The meeting illustrated the importance the ANC attaches to its network of continuous contact between black activists in South Africa and those living abroad.

The network functions largely uninterrupted despite constant efforts by South African security police to disrupt it with methods that include surveillance, detention and the seizure of passports of people who are in frequent contact with ANC headquarters in Lusaka, Zambia.

"This conference has been extremely important, not only to get out information about the {detained} children, but for maintaining contact between those inside and outside," Slovo said.

Mbeki said the conference was important because most of the ANC leadership's contact with the inside normally is with senior figures of big organizations, such as the United Democratic Front, a coalition of 700 antiapartheid groups, and the Congress of South African Trade Unions, when they travel abroad.

"This was unusual because it involved a lot of people at the grassroots level. For most of them, it was the first time they had seen us," said Mbeki, whose father, Goven, is serving a life sentence in South Africa for treason.

During the conference, it was disclosed that since July the ANC had rebuffed three attempts by emissaries of the South African government to set up secret meetings between an unidentified Cabinet minister and the banned organization. When the conference ended, the South African delegates met with Tambo.

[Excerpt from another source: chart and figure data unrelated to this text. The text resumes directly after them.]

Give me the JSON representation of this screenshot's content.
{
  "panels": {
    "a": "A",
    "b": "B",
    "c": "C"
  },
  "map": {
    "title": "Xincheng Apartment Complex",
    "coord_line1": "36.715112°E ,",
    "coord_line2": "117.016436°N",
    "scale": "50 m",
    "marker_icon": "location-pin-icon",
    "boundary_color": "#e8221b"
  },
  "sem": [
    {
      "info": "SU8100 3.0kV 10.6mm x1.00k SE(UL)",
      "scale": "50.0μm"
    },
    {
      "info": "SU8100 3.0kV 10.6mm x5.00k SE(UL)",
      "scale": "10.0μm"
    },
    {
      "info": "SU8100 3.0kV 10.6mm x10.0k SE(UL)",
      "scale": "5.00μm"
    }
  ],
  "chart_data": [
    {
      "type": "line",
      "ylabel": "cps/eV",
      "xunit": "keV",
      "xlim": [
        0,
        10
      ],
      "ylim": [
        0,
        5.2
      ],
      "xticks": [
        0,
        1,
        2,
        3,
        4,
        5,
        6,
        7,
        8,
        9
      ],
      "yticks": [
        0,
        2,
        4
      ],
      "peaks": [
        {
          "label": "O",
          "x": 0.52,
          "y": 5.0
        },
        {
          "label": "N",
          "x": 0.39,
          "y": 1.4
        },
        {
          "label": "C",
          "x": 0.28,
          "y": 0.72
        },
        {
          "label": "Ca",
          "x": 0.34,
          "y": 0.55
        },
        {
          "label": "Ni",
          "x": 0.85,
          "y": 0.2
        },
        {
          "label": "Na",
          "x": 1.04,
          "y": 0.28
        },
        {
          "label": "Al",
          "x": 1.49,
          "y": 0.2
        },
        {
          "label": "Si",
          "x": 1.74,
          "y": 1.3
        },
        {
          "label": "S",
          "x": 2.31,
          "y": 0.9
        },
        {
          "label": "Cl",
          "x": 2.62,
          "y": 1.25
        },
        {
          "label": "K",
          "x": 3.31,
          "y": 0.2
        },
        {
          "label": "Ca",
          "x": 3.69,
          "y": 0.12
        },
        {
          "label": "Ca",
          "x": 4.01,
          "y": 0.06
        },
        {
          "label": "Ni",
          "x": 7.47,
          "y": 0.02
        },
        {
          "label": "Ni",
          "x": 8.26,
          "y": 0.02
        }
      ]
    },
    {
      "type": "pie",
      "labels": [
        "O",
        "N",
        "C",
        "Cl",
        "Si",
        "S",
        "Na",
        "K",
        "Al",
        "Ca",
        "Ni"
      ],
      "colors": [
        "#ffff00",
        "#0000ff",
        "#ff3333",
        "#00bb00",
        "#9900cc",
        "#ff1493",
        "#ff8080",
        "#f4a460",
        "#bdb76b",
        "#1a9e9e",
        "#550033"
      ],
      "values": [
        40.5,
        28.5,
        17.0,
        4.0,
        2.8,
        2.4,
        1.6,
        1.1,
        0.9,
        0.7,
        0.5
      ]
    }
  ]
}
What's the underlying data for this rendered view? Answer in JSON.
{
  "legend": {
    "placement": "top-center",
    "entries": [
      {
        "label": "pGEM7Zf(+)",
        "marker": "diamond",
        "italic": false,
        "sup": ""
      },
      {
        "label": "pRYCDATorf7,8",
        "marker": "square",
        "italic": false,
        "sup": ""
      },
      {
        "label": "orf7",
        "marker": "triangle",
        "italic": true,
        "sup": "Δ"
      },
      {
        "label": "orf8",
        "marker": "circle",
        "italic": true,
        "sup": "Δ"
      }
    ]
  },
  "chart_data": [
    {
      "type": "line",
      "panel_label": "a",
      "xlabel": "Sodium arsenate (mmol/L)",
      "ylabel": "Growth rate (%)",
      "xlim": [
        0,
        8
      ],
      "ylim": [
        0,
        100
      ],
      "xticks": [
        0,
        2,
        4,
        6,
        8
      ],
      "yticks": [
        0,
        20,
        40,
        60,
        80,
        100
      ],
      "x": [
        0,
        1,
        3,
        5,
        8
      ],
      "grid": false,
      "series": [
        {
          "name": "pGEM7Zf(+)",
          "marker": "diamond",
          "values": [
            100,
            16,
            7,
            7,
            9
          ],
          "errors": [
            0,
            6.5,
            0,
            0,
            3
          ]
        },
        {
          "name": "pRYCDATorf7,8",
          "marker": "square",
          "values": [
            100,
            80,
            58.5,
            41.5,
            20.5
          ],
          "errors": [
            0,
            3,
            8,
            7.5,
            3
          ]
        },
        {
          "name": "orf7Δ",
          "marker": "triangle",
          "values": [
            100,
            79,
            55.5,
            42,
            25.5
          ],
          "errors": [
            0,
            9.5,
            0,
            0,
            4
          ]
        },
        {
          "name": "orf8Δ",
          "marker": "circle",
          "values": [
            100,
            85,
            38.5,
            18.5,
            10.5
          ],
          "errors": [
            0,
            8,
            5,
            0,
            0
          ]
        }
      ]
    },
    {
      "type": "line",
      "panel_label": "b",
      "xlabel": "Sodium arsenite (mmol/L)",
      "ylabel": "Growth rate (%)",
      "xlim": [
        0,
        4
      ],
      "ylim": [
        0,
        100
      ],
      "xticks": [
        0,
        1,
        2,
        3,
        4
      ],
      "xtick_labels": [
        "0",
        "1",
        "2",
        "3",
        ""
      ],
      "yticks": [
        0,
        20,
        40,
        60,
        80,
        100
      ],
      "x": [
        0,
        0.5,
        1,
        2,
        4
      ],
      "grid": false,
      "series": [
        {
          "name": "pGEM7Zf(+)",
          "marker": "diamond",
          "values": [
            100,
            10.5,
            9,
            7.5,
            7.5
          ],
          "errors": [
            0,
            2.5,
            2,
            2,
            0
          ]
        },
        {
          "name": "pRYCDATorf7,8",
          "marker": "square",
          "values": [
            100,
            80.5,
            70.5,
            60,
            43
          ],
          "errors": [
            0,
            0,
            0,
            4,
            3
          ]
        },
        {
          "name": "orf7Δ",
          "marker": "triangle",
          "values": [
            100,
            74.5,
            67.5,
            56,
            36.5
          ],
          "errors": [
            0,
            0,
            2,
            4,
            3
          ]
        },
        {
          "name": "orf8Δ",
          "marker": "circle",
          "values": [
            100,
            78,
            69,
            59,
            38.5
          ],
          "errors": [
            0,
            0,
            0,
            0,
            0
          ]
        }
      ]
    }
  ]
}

The meeting was closed to reporters, but two delegates who attended said Tambo, who earlier in a news conference had confirmed the South African overtures, said the ANC was holding to its position that it would not talk with Pretoria until conditions were met, including the release of imprisoned ANC leader Nelson Mandela and other political prisoners and the dismantling of the apartheid system of racial separation.

Tambo, according to one source, also addressed the controversial issue of "necklacing," the grisly slaying ritual in South Africa's black townships in which a gasoline-filled tire is placed around the neck of an accused collaborator and ignited.

According to one delegate, Tambo said press attention to "necklacing" had harmed the ANC's image and asked delegates to urge black militants not to use "that method."

Another delegate said Tambo simply reiterated that the ANC, while not explicitly condemning the practice, did not approve of it. That source said Tambo also urged the delegates to try to defuse fighting between such rival groups as the United Democratic Front and the black consciousness Azanian People's Organization.

Delegates also said Tambo stressed the importance of avoiding racial polarization in a postapartheid South Africa and urged ANC supporters to continue to try to establish a dialogue with liberal whites.

On the question of violence, Tambo is said to have told the delegates that in the case of Zimbabwe, the armed struggle did not end until negotiations between whites and blacks began. He suggested the same should hold true for South Africa.

ANC sources said the session with Tambo was important to the delegates because they will be able to report back authoritatively to their communities on the ANC leadership's current thinking on issues.

Since the leadership cannot visit South Africa, such meetings are one of the few ways that the ANC can get its message home, officials said.

Asked whether the South African government might not try to curtail such contacts by restricting the movements of antiapartheid activists, an ANC source said the danger exists, but at a cost to Pretoria.

"They have a problem. They have to project an image of being reasonable and seeking a dialogue," said the ANC source.